Je suis arrivé, toujours sur mon brancard, à la maison de campagne dans laquelle j’avais passé la nuit précédente. On m’y a bien réchauffé, et j’en avais besoin : la marche de ce brancard a été escortée par un certain nombre d’habitants du village, qui tous m’ont paru dans une vive émotion contre la fille unique et madame sa mère. Une demi-heure après mon retour, on a annoncé dans le salon cette fille unique escortée de sa favorite, de sa suivante, de sa confidente ordinaire. Elles ont pris chacune un fauteuil au milieu de notre cercle ; ceux qui composaient ce cercle prétendent avoir vu quelques larmes des yeux de cette jeune suivante. Ma fille s’est présentée pour m’embrasser, j’avoue que j’ai repoussé ce doux baiser. J’ai commencé un sermon qui a ennuyé ma fille unique ; elle a levé le siège et a disparu. Nous nous sommes mis à table, et avons monté en voiture à quatre heures pour rentrer à Paris où nous sommes arrivés le dimanche soir 16 décembre.

Ni la mère, ni la fille n’ont voulu consentir à nous avancer 48 francs pour payer notre cocher de remise et autres petits frais de voyage ; un étranger, un habitant du lieu, a été forcé d’y pourvoir.

La veille de notre départ de Paris, sur les trois heures de l’après-midi, au moment où je venais d’avaler mon bouillon et mes deux jaunes d’œufs, sans autre aliment (puisqu’il y a plus de deux mois que je n’ai fait usage de pain), je me lavais la bouche, un jeune homme qui m’est inconnu est entré dans ma chambre disant qu’il venait savoir de mes nouvelles de la part de ma femme et de ma fille. Elles étaient instruites par deux billets de moi de la continuité de ma maladie. Etonné, stupéfait, émerveillé, confondu de la civilité de ces dames, à laquelle je ne suis pas accoutumé, et par un principe d’honnêteté, je me levai pour recevoir l’ambassadeur. Il en est résulté que ce petit imbécile est allé dire à ces dames que je me portais à merveille, qu’il m’avait trouvé debout, me lavant la bouche, sain comme l’enfant qui vient de naître.
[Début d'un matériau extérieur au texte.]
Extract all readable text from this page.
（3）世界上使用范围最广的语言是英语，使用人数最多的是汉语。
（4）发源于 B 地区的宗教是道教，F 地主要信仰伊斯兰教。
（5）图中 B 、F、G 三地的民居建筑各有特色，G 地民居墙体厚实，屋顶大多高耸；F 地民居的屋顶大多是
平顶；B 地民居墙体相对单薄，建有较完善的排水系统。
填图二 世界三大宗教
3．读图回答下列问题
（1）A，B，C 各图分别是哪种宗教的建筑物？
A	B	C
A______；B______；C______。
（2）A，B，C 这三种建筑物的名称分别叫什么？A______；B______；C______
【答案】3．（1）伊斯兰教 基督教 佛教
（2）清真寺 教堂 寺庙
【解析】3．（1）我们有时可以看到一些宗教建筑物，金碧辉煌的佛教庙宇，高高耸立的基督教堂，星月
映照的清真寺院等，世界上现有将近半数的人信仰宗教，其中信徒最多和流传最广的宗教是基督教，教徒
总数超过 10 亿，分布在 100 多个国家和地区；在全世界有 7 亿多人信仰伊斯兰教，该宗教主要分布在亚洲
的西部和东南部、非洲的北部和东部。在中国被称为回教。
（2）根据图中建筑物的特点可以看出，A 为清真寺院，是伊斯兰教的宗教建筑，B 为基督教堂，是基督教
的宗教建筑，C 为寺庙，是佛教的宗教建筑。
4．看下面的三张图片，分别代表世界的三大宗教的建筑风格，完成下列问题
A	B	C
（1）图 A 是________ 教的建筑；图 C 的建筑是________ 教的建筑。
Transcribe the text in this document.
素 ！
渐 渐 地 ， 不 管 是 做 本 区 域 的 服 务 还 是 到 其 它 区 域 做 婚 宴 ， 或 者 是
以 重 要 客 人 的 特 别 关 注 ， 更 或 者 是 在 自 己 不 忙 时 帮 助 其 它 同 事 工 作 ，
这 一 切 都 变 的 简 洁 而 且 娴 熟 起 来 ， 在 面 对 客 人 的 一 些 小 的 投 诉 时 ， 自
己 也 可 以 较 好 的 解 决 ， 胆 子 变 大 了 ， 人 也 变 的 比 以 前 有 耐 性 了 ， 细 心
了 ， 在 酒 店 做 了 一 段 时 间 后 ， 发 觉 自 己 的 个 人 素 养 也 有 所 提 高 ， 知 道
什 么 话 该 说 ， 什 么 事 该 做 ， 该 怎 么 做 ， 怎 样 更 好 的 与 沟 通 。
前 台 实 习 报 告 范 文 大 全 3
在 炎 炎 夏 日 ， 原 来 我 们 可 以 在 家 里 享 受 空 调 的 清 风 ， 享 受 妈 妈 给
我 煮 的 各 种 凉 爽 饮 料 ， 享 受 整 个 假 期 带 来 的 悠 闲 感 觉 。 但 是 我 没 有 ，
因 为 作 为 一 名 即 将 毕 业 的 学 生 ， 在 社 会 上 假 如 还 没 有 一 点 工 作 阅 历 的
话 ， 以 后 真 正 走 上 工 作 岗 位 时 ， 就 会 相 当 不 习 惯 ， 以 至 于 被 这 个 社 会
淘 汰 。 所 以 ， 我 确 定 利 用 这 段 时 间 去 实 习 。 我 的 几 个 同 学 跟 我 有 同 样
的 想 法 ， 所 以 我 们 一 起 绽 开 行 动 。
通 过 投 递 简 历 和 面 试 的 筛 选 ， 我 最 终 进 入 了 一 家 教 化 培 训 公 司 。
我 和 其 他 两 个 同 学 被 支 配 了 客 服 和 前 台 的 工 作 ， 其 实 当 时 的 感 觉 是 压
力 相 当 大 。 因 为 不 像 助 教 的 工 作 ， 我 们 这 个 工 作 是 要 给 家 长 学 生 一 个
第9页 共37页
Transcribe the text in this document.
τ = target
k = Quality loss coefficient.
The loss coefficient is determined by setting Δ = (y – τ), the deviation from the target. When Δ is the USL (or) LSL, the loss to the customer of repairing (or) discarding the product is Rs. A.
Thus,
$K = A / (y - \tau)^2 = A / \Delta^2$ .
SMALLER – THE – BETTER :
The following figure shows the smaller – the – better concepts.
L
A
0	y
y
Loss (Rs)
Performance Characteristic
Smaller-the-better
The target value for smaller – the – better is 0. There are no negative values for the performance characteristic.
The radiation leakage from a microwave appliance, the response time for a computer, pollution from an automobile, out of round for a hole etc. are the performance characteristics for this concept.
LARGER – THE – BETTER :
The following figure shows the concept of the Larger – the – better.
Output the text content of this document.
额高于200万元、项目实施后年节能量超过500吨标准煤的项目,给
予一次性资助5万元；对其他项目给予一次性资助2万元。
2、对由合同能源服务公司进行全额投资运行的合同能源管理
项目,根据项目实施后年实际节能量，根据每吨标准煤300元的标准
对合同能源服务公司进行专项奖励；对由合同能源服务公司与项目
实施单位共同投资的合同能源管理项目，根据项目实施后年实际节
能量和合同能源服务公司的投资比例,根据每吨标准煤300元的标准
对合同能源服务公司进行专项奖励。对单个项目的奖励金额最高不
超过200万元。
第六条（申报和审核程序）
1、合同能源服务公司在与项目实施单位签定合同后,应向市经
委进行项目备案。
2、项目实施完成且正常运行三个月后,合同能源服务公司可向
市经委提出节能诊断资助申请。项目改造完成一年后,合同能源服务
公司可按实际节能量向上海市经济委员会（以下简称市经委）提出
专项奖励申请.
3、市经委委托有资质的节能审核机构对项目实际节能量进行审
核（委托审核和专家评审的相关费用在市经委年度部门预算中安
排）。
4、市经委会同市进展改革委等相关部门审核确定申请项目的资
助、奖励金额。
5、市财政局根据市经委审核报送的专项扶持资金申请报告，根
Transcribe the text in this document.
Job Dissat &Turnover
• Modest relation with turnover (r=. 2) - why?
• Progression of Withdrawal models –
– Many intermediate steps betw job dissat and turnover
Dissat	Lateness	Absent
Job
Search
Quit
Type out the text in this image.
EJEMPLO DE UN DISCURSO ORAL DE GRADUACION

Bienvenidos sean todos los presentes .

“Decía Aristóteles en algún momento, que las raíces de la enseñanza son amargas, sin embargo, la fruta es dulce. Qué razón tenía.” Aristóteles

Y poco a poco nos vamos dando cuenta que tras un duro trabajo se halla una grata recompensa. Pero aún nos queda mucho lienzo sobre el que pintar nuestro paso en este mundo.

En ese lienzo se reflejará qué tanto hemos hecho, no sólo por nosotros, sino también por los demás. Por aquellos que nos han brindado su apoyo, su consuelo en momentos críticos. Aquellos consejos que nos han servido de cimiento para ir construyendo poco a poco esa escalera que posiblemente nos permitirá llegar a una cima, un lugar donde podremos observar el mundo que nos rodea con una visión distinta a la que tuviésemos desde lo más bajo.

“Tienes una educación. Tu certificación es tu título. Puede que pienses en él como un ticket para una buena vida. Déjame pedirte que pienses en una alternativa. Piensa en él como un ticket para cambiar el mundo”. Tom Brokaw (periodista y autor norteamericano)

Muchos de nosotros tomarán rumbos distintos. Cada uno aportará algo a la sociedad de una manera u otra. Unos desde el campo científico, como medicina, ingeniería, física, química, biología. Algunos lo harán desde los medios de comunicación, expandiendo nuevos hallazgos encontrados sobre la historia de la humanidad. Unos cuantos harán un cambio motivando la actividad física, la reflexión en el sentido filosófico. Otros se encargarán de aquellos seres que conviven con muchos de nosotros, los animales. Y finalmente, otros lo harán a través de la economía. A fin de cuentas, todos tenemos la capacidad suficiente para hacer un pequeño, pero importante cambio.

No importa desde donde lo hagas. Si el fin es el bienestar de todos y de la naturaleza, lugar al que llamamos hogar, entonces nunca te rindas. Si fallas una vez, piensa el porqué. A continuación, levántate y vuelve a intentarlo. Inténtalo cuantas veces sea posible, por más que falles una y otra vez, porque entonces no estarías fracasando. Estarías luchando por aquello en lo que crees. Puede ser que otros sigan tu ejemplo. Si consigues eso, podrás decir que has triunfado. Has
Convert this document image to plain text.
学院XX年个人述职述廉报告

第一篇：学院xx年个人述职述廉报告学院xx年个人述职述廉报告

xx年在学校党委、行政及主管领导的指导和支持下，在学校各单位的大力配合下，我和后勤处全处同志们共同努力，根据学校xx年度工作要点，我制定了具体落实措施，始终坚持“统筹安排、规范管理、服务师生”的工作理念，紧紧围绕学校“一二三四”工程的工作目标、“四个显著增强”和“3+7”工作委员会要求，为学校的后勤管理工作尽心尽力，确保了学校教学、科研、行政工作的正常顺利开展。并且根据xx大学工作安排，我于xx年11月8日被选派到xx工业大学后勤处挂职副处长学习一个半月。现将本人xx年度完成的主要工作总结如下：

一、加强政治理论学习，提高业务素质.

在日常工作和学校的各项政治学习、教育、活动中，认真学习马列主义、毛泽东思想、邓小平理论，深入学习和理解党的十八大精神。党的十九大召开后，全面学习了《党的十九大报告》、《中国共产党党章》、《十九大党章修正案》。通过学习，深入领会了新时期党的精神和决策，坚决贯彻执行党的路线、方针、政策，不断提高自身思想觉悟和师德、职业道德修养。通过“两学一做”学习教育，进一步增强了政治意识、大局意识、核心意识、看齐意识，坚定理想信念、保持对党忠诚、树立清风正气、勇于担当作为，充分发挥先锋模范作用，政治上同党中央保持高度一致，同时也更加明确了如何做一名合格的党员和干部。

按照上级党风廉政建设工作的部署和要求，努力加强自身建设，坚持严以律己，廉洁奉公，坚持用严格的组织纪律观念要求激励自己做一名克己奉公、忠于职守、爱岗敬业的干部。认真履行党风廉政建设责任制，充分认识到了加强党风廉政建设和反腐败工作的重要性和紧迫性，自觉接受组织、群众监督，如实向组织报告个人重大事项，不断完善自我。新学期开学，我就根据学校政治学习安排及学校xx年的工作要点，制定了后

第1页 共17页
Ô MON DIEU, ne laissez plus ces deux pécheresses publiques suivre le penchant qui les enchaîne, et les erreurs qui les flattent … Malheur à l’une et à l’autre, seigneur, si vous continuez de ne pas arrêter les inclinations perverses de leurs cœurs corrompus … La plus grande marque de votre colère est de les abandonner à elles-mêmes.


Envoyé cet écrit à l’imprimerie, lundi matin, 17 de décembre 1798, style de l’Eglise et de l’Europe, lendemain de mon arrivée à Paris.



Qui n’a plus qu’un moment à vivre,
N’a plus rien à dissimuler.


FIN


  1. J’ai perdu le nouveau.
  2. Sa mère malade sortait de la grande messe où elle s’était rendue à pied à sa chapelle ordinaire dans l’église paroissiale.